Toutefois, les vrais réformes ne se passent jamais sans heurts, et il y a eu de nombreux échecs au fil du temps. Mentionnons notamment la tenue en 1917 de la commission Bryce, qui demeure peu connue, et, plus récemment, la tentative du gouvernement Wilson en 1967 de modifier les pouvoirs et la composition de la Chambre des lords en retirant le droit de vote aux lords héréditaires. En outre, ceux-ci ne pourraient demeurer à la Chambre que pour le reste de leur vie. La Chambre des lords a accepté les propositions, mais la Chambre des communes s’y est opposée. En fin de compte, le projet de loi a été rejeté à l’étape de l’examen en comité. En raison des réussites du gouvernement travailliste de Tony Blair, une commission royale (Cm 4534), dirigée par le très honorable lord Wakeham, a été créée afin d’approfondir la loi de 1999 et d’apporter un grand nombre de modifications générales. Dans son rapport, la commission présentait les recommandations suivantes:

Le nombre de sièges à la Chambre des lords devrait être réduit à environ 550;

La nomination des pairs devrait relever d’une commission de sélection et non du premier ministre;

Une minorité des lords devraient être élus en fonction des régions. Il y aurait un cycle de trois élections et les mandats accordés seraient d’une durée de 15 ans;

Les sièges héréditaires devraient être éliminés9.

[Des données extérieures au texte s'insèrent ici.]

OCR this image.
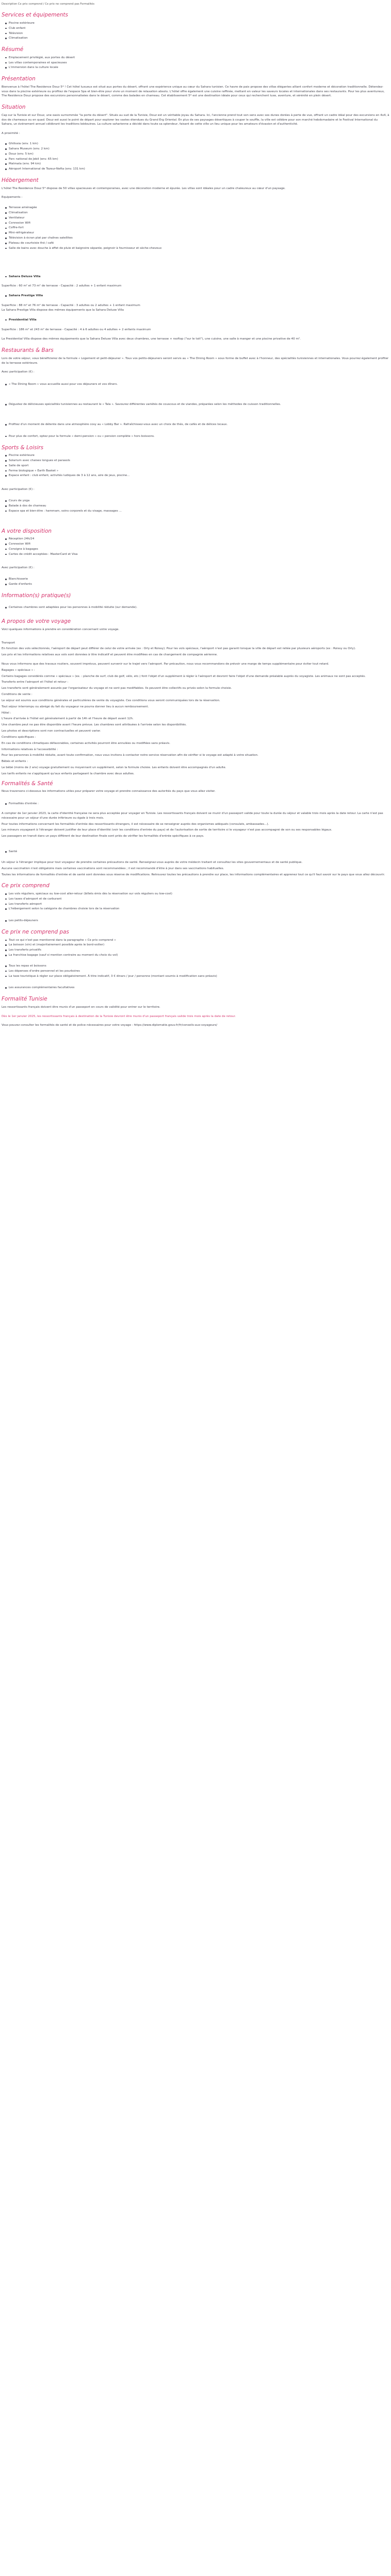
Description Ce prix comprend / Ce prix ne comprend pas Formalités
Services et équipements
Piscine extérieure
Club enfant
Télévision
Climatisation
Résumé
Emplacement privilégié, aux portes du désert
Les villas contemporaines et spacieuses
L'immersion dans la culture locale
Présentation

Bienvenue à l'hôtel The Residence Douz 5* ! Cet hôtel luxueux est situé aux portes du désert, offrant une expérience unique au cœur du Sahara tunisien. Ce havre de paix propose des villas élégantes alliant confort moderne et décoration traditionnelle. Détendez-vous dans la piscine extérieure ou profitez de l'espace Spa et bien-être pour vivre un moment de relaxation absolu. L'hôtel offre également une cuisine raffinée, mettant en valeur les saveurs locales et internationales dans ses restaurants. Pour les plus aventureux, The Residence Douz propose des excursions personnalisées dans le désert, comme des balades en chameau. Cet établissement 5* est une destination idéale pour ceux qui recherchent luxe, aventure, et sérénité en plein désert.

Situation

Cap sur la Tunisie et sur Douz, une oasis surnommée "la porte du désert". Situés au sud de la Tunisie, Douz est un véritable joyau du Sahara. Ici, l'ancienne prend tout son sens avec ses dunes dorées à perte de vue, offrant un cadre idéal pour des excursions en 4x4, à dos de chameaux ou en quad. Douz est aussi le point de départ pour explorer les vastes étendues du Grand Erg Oriental. En plus de ses paysages désertiques à couper le souffle, la ville est célèbre pour son marché hebdomadaire et le Festival International du Sahara, un événement annuel célébrant les traditions bédouines. La culture saharienne a décidé dans toute sa splendeur, faisant de cette ville un lieu unique pour les amateurs d'évasion et d'authenticité.

A proximité :

Ghilissia (env. 1 km)
Sahara Museum (env. 2 km)
Douz (env. 5 km)
Parc national de Jebil (env. 65 km)
Matmata (env. 94 km)
Aéroport International de Tozeur-Nefta (env. 131 km)
Hébergement

L'hôtel The Residence Douz 5* dispose de 50 villas spacieuses et contemporaines, avec une décoration moderne et épurée. Les villas sont idéales pour un cadre chaleureux au cœur d'un paysage.

Equipements :

Terrasse aménagée
Climatisation
Ventilateur
Connexion Wifi
Coffre-fort
Mini-réfrigérateur
Télévision à écran plat par chaînes satellites
Plateau de courtoisie thé / café
Salle de bains avec douche à effet de pluie et baignoire séparée, peignoir à fournisseur et sèche-cheveux
Sahara Deluxe Villa

Superficie : 60 m² et 73 m² de terrasse - Capacité : 2 adultes + 1 enfant maximum

Sahara Prestige Villa

Superficie : 88 m² et 76 m² de terrasse - Capacité : 3 adultes ou 2 adultes + 1 enfant maximum
La Sahara Prestige Villa dispose des mêmes équipements que la Sahara Deluxe Villa

Presidential Villa

Superficie : 186 m² et 243 m² de terrasse - Capacité : 4 à 6 adultes ou 4 adultes + 2 enfants maximum

La Presidential Villa dispose des mêmes équipements que la Sahara Deluxe Villa avec deux chambres, une terrasse + rooftop ("sur le toit"), une cuisine, une salle à manger et une piscine privative de 40 m².

Restaurants & Bars

Lors de votre séjour, vous bénéficierez de la formule « Logement et petit-déjeuner ». Tous vos petits-déjeuners seront servis au « The Dining Room » sous forme de buffet avec à l'honneur, des spécialités tunisiennes et internationales. Vous pourrez également profiter de la terrasse extérieure.

Avec participation (€) :

« The Dining Room » vous accueille aussi pour vos déjeuners et vos dîners.
Dégustez de délicieuses spécialités tunisiennes au restaurant le « Tala ». Savourez différentes variétés de couscous et de viandes, préparées selon les méthodes de cuisson traditionnelles.
Profitez d'un moment de détente dans une atmosphère cosy au « Lobby Bar ». Rafraîchissez-vous avec un choix de thés, de cafés et de délices locaux.
Pour plus de confort, optez pour la formule « demi-pension » ou « pension complète » hors boissons.
Sports & Loisirs
Piscine extérieure
Solarium avec chaises longues et parasols
Salle de sport
Ferme biologique « Earth Basket »
Espace enfant : club enfant, activités ludiques de 3 à 12 ans, aire de jeux, piscine...

Avec participation (€) :

Cours de yoga
Balade à dos de chameau
Espace spa et bien-être : hammam, soins corporels et du visage, massages ...
A votre disposition
Réception 24h/24
Connexion Wifi
Consigne à bagages
Cartes de crédit acceptées : MasterCard et Visa

Avec participation (€) :

Blanchisserie
Garde d'enfants
Information(s) pratique(s)
Certaines chambres sont adaptées pour les personnes à mobilité réduite (sur demande).
A propos de votre voyage

Voici quelques informations à prendre en considération concernant votre voyage.

Transport

En fonction des vols sélectionnés, l'aéroport de départ peut différer de celui de votre arrivée (ex : Orly et Roissy). Pour les vols spéciaux, l'aéroport n'est pas garanti lorsque la ville de départ est reliée par plusieurs aéroports (ex : Roissy ou Orly).

Les prix et les informations relatives aux vols sont données à titre indicatif et peuvent être modifiées en cas de changement de compagnie aérienne.

Nous vous informons que des travaux routiers, souvent imprévus, peuvent survenir sur le trajet vers l'aéroport. Par précaution, nous vous recommandons de prévoir une marge de temps supplémentaire pour éviter tout retard.

Bagages « spéciaux » :

Certains bagages considérés comme « spéciaux » (ex. : planche de surf, club de golf, vélo, etc.) font l'objet d'un supplément à régler à l'aéroport et devront faire l'objet d'une demande préalable auprès du voyagiste. Les animaux ne sont pas acceptés.

Transferts entre l'aéroport et l'hôtel et retour :

Les transferts sont généralement assurés par l'organisateur du voyage et ne sont pas modifiables. Ils peuvent être collectifs ou privés selon la formule choisie.

Conditions de vente :

Le séjour est soumis aux conditions générales et particulières de vente du voyagiste. Ces conditions vous seront communiquées lors de la réservation.

Tout séjour interrompu ou abrégé du fait du voyageur ne pourra donner lieu à aucun remboursement.

Hôtel :

L'heure d'arrivée à l'hôtel est généralement à partir de 14h et l'heure de départ avant 12h.

Une chambre peut ne pas être disponible avant l'heure prévue. Les chambres sont attribuées à l'arrivée selon les disponibilités.

Les photos et descriptions sont non contractuelles et peuvent varier.

Conditions spécifiques :

En cas de conditions climatiques défavorables, certaines activités pourront être annulées ou modifiées sans préavis.

Informations relatives à l'accessibilité :

Pour les personnes à mobilité réduite, avant toute confirmation, nous vous invitons à contacter notre service réservation afin de vérifier si le voyage est adapté à votre situation.

Bébés et enfants :

Le bébé (moins de 2 ans) voyage gratuitement ou moyennant un supplément, selon la formule choisie. Les enfants doivent être accompagnés d'un adulte.

Les tarifs enfants ne s'appliquent qu'aux enfants partageant la chambre avec deux adultes.

Formalités & Santé

Nous traversons ci-dessous les informations utiles pour préparer votre voyage et prendre connaissance des autorités du pays que vous allez visiter.

Formalités d'entrée :

A compter de 1er janvier 2023, la carte d'identité française ne sera plus acceptée pour voyager en Tunisie. Les ressortissants français doivent se munir d'un passeport valide pour toute la durée du séjour et valable trois mois après la date retour. La carte n'est pas nécessaire pour un séjour d'une durée inférieure ou égale à trois mois.

Pour toutes informations concernant les formalités d'entrée des ressortissants étrangers, il est nécessaire de se renseigner auprès des organismes adéquats (consulats, ambassades...).

Les mineurs voyageant à l'étranger doivent justifier de leur place d'identité (voir les conditions d'entrée du pays) et de l'autorisation de sortie de territoire si le voyageur n'est pas accompagné de son ou ses responsables légaux.

Les passagers en transit dans un pays différent de leur destination finale sont priés de vérifier les formalités d'entrée spécifiques à ce pays.

Santé

Un séjour à l'étranger implique pour tout voyageur de prendre certaines précautions de santé. Renseignez-vous auprès de votre médecin traitant et consultez les sites gouvernementaux et de santé publique.

Aucune vaccination n'est obligatoire mais certaines vaccinations sont recommandées ; il est recommandé d'être à jour dans ses vaccinations habituelles.

Toutes les informations de formalités d'entrée et de santé sont données sous réserve de modifications. Retrouvez toutes les précautions à prendre sur place, les informations complémentaires et apprenez tout ce qu'il faut savoir sur le pays que vous allez découvrir.

Ce prix comprend
Les vols réguliers, spéciaux ou low-cost aller-retour (billets émis dès la réservation sur vols réguliers ou low-cost)
Les taxes d'aéroport et de carburant
Les transferts aéroport
L'hébergement selon la catégorie de chambres choisie lors de la réservation
Les petits-déjeuners
Ce prix ne comprend pas
Tout ce qui n'est pas mentionné dans la paragraphe « Ce prix comprend »
La boisson (vin) et (majoritairement possible après le bord-voilier)
Les transferts privatifs
La franchise bagage (sauf si mention contraire au moment du choix du vol)
Tous les repas et boissons
Les dépenses d'ordre personnel et les pourboires
La taxe touristique à régler sur place obligatoirement. À titre indicatif, 3 € dinars / jour / personne (montant soumis à modification sans préavis)
Les assurances complémentaires facultatives
Formalité Tunisie

Les ressortissants français doivent être munis d'un passeport en cours de validité pour entrer sur le territoire.

Dès le 1er janvier 2025, les ressortissants français à destination de la Tunisie devront être munis d'un passeport français valide trois mois après la date de retour.

Vous pouvez consulter les formalités de santé et de police nécessaires pour votre voyage : https://www.diplomatie.gouv.fr/fr/conseils-aux-voyageurs/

Il est clair que beaucoup de recommandations du rapport Wakeham se retrouvent dans le récent projet de loi de réforme de la Chambre des lords. Cependant, dans les deux cas, les propositions ne sont pas devenues loi. Entre 2005 et 2008, bon nombre de discussions entre les partis, de livres blancs, de débats et de comités ont porté sur des propositions qui comprenaient des mesures généralement semblables, notamment l’abolition des pairs héréditaires, la nomination des pairs par opposition à leur élection, et la durée de leur mandat. Toutes ces mesures ont, au bout du compte, été abandonnées, et aucun gouvernement ne s’est clairement engagé sur cette question ni ne s’est montré suffisamment ferme pour mener ces mesures à bien.

Motifs du retrait du projet de loi HCB 52

Quelles sont mes préoccupations par rapport au projet de loi le plus récent (et ses anciennes incarnations) et pourquoi y a-t-il eu autant de discorde? Je pourrais énoncer une multitude de raisons, mais les plus importantes se résument en quelques points.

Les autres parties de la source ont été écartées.